KIDILL SS27 DISCORDE CHAOTIQUE ET LA POÉTIQUE DU CHAOS
KIDILL SS27 ne commence pas. Il éclate. Au cœur d'un environnement de performance live électrisant, le public pénètre dans une scène déjà en mouvement. Les mannequins demeurent suspendus sous des éclats de lumière, quelque part entre un éditorial de mode et une performance underground. L'atmosphère semble immédiate, fébrile et vibrante — comme si l'objectif était arrivé avant le défilé et que l'histoire avait déjà commencé.
Pour le Printemps/Été 2027, Hiroaki Sueyasu présente DISCORDE CHAOTIQUE, une collection construite autour de la transformation. Les vêtements y sont volontairement déformés et reconstruits, façonnés grâce à des expérimentations de coupe, des structures évolutives et des interventions sur les matières qui remettent en question les formes conventionnelles. Des graphismes superposés, emprisonnés sous des surfaces rappelant le silicone, créent profondeur et tension, donnant aux tissus l'étrange impression de porter des souvenirs sous leur peau.
Le punk demeure la fondation, mais il n'est plus un uniforme. Il se métamorphose.

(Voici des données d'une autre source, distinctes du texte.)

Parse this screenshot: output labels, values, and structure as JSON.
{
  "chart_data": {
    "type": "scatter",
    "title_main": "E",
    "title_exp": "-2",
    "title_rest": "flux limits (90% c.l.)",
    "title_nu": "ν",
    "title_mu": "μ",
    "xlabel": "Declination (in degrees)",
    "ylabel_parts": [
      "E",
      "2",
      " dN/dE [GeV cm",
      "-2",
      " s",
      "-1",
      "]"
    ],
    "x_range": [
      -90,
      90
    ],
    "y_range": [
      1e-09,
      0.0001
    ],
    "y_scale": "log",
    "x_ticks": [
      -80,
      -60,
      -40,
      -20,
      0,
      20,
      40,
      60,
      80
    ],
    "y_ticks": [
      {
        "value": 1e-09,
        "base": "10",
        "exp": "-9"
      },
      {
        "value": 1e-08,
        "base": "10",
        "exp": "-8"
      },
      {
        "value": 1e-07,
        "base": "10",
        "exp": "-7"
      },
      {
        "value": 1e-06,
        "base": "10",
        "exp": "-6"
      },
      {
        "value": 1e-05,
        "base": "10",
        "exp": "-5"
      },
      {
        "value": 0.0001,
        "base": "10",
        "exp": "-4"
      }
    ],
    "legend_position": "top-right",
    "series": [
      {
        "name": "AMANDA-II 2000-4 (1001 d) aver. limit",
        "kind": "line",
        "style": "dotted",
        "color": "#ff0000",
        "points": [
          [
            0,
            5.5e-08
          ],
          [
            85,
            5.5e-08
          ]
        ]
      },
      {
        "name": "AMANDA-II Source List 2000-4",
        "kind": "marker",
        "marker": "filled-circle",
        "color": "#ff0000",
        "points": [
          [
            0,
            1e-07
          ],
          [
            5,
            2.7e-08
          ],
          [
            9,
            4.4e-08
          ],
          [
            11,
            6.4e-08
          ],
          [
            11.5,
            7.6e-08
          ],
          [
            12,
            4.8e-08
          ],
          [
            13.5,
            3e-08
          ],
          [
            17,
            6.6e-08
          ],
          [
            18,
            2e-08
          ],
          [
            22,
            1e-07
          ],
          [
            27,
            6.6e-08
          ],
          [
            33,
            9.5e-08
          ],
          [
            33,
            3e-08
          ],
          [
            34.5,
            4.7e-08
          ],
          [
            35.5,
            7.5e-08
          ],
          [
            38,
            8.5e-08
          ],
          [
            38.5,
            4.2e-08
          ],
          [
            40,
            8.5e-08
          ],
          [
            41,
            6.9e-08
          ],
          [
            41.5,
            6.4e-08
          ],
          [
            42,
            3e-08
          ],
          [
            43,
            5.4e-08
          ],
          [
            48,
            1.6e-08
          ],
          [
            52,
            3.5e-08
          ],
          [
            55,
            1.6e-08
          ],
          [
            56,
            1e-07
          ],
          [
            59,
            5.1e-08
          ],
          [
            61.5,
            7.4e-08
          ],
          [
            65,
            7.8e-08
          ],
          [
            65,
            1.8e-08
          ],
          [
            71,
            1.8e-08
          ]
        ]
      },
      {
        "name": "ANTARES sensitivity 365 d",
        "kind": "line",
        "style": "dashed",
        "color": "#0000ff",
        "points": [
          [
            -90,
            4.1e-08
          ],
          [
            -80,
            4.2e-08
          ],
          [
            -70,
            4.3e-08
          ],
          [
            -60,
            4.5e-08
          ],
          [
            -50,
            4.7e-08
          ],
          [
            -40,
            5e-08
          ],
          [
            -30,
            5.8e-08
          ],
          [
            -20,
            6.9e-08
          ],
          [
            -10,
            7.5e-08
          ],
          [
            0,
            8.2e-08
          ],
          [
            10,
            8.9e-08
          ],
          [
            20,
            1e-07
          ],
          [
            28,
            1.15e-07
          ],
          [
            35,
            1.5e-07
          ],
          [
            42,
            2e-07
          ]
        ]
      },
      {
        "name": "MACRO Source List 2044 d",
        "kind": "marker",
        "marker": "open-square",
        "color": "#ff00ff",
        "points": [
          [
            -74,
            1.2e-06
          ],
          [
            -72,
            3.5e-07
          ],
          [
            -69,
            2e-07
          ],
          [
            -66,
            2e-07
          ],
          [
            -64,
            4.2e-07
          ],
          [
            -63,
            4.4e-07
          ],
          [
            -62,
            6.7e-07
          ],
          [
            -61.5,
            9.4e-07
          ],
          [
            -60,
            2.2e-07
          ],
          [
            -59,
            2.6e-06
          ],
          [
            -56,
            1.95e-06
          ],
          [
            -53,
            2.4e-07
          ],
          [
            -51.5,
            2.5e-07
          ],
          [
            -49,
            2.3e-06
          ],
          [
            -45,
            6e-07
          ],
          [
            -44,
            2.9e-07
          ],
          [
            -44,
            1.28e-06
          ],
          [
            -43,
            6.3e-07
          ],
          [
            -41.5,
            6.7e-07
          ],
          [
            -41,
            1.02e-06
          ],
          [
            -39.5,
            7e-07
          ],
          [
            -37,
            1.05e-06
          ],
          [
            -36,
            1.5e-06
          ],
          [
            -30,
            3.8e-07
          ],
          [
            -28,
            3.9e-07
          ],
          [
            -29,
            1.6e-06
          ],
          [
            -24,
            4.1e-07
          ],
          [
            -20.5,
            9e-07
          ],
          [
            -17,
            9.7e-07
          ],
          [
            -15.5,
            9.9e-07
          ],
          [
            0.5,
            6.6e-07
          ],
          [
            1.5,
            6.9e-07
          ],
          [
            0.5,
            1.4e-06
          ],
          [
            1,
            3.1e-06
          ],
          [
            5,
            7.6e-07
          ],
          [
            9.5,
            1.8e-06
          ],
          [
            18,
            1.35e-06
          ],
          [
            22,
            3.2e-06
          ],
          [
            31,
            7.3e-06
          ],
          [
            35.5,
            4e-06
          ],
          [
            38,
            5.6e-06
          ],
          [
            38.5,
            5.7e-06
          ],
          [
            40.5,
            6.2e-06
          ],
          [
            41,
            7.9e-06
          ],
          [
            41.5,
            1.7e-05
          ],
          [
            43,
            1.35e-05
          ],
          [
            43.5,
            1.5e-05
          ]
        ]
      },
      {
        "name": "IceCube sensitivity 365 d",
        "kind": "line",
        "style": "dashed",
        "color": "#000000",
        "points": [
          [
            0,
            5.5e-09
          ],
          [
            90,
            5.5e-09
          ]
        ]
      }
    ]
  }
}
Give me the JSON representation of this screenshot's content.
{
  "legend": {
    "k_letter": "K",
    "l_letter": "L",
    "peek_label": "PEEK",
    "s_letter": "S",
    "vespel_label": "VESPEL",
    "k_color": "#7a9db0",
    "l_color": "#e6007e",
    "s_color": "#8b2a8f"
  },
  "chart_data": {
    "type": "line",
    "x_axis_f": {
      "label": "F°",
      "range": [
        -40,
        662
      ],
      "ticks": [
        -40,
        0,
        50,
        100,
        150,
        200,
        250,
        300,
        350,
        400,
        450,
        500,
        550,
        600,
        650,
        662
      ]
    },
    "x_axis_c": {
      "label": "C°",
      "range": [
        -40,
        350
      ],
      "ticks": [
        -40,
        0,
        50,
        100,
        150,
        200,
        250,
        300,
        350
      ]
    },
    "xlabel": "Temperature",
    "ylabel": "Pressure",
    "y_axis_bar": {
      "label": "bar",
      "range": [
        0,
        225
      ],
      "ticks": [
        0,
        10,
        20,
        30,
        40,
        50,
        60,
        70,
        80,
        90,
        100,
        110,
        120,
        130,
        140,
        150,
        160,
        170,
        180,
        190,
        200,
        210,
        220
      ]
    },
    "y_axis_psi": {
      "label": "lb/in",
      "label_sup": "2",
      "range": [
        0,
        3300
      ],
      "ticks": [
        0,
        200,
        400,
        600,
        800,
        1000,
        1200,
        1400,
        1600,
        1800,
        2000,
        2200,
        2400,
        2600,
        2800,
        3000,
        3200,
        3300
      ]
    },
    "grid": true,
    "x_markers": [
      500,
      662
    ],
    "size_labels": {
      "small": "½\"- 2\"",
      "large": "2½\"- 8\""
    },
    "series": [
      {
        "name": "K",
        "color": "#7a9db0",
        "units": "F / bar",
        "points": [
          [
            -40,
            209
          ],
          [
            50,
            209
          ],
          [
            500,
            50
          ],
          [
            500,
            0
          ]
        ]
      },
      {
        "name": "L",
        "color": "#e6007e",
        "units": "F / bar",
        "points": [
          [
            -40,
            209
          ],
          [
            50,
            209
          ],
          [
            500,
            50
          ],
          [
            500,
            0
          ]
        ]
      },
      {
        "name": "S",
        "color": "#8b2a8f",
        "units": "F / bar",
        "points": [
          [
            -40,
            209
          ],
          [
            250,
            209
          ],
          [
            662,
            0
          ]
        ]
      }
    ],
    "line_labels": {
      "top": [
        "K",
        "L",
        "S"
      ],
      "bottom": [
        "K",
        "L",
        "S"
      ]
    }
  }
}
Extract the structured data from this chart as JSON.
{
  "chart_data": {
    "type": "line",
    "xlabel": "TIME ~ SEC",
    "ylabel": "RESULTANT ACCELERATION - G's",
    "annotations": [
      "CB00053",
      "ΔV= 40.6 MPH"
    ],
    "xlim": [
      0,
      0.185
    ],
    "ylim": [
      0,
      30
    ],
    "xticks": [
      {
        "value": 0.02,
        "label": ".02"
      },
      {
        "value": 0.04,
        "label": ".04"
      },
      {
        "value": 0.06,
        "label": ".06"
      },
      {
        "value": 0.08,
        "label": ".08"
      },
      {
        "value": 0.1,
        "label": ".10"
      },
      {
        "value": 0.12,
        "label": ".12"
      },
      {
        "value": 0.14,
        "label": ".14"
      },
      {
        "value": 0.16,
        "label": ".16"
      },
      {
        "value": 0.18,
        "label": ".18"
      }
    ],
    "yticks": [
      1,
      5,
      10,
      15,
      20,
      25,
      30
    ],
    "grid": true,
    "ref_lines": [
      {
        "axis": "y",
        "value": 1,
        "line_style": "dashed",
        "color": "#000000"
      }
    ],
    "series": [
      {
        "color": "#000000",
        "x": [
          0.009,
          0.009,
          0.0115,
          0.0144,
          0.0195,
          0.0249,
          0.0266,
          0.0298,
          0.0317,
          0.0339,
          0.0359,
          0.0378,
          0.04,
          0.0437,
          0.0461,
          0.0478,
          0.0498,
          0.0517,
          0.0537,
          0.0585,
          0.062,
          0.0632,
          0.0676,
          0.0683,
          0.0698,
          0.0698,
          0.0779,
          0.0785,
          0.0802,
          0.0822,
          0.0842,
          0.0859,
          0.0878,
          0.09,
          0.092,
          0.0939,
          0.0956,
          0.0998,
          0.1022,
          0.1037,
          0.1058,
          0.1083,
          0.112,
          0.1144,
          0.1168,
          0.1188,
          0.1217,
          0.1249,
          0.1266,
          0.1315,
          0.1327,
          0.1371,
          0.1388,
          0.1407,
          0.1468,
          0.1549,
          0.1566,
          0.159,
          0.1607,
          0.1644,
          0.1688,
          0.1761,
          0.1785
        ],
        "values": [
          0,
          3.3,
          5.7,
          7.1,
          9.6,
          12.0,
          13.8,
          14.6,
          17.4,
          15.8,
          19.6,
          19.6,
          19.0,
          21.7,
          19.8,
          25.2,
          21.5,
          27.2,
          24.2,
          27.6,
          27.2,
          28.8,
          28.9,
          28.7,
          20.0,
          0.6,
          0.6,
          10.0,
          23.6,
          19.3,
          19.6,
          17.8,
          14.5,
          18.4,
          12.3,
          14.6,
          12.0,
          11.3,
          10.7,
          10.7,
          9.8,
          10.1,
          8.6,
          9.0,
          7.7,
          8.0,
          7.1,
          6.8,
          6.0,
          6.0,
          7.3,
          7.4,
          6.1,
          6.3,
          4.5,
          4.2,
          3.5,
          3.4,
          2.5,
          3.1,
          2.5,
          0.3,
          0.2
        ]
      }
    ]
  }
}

La culture urbaine tokyoïte se heurte à la nostalgie des années 2000, aux sensibilités skate et aux références sportswear, produisant des silhouettes qui semblent instinctives plutôt que codifiées. Proportions oversize, textures usées, carreaux contrastés et ruptures graphiques composent un langage visuel en perpétuelle mutation, refusant toute permanence.
Le stylisme devient un acte narratif. D'imposants chapeaux dandy prolongent les silhouettes vers un territoire théâtral, tandis qu'un ours en peluche surdimensionné introduit une douceur émotionnelle inattendue. L'innocence rencontre la rébellion. La fantaisie rencontre le désordre. La tension est irrésistible.
La palette reflète cette collision entre différents univers. Les tonalités expérimentales de denim, de charbon et de noir sont interrompues par des roses poudrés, des lilas, des reflets argent métallisé et de soudaines éclaboussures de couleurs électriques. Rien ne paraît figé. Chaque nuance semble dialoguer avec son opposé.
Ce qui émerge est le portrait d'une culture de la jeunesse contemporaine dans toute sa complexité : fluide, expressive, contradictoire et libre. KIDILL n'offre aucune certitude. À la place, la maison propose le mouvement — un univers où les identités demeurent inachevées, où le chaos devient créativité et où la mode n'existe pas comme une destination, mais comme un processus continu de devenir.
Pendant un bref instant, le temps semble suspendu. Les mannequins demeurent comme des figures au sein d'une photographie, saisies entre immobilité et mouvement. L'air vibre d'anticipation, tandis que les éclairs de lumière ponctuent l'obscurité comme des étincelles avant l'orage.
Puis l'image s'anime..., et le défilé commence.